During 2014, Airbus Helicopters commenced flight testing of the Bluecopter Demonstrator, an extensively modified unique model of the Eurocopter EC135. In addition to the presence of the Blue Edge swept rotor blades, the demonstrator was outfitted with numerous other features for the purpose of exploring more efficient design elements, including economy-optimised single-engine operations, a relocated horizontal stabilizer outside the main rotor's downwash, an active rudder, and new water-based external paint; these changes were reportedly aimed at achieving a 40% reduction in overall fuel consumption from the standard model. In December 2014, it was revealed that the single-engine operations portion of the Bluecopter tests had been delayed to summer 2016 to perform necessary avionics changes, reportedly connected to the engine's FADEC systems.

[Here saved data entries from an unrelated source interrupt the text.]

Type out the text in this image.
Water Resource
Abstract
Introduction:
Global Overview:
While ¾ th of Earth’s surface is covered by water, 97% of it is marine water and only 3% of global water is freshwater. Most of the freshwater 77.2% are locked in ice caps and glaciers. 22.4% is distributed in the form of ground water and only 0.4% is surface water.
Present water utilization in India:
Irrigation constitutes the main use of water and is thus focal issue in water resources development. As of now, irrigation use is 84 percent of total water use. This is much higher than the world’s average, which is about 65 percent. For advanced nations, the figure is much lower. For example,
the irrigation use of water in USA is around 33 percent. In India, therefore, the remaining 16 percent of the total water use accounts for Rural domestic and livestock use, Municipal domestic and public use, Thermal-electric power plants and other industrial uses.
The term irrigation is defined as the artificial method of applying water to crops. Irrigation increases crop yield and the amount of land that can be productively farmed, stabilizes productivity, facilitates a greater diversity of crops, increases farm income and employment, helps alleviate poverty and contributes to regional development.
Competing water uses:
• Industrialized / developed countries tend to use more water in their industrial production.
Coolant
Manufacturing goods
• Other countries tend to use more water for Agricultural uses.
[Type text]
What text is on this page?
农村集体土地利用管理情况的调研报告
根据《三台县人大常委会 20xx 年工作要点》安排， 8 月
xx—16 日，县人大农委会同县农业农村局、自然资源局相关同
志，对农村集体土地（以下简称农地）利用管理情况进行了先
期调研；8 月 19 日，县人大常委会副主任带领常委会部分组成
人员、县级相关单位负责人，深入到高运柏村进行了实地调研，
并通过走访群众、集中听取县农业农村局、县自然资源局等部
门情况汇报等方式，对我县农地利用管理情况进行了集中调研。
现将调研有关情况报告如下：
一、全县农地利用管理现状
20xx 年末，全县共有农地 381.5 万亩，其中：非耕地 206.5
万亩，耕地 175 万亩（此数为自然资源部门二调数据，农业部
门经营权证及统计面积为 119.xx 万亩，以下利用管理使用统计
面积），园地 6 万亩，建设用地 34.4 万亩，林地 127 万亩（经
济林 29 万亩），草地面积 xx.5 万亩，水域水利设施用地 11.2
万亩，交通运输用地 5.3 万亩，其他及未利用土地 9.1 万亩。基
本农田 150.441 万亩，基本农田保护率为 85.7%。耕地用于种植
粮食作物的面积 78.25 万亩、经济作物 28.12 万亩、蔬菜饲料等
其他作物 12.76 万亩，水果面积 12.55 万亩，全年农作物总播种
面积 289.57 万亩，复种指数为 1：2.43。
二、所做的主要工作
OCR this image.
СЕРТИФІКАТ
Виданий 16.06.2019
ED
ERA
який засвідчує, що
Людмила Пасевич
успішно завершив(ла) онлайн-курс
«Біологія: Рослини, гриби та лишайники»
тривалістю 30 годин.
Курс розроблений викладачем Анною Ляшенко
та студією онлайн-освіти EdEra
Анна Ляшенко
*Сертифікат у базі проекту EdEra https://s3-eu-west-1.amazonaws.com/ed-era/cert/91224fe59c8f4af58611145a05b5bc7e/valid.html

In March 2019, Airbus Helicopters announced that it was developing, in cooperation with Japanese manufacturer Kawasaki, an upgraded model of its existing Eurocopter EC145 helicopter. Chiefly amongst its new features were a new bearingless five-bladed main rotor incorporating Blue Edge technologies, the testing of which had commenced back in April 2018. Furthermore, such changes are able to be retrofitted to existing H145s.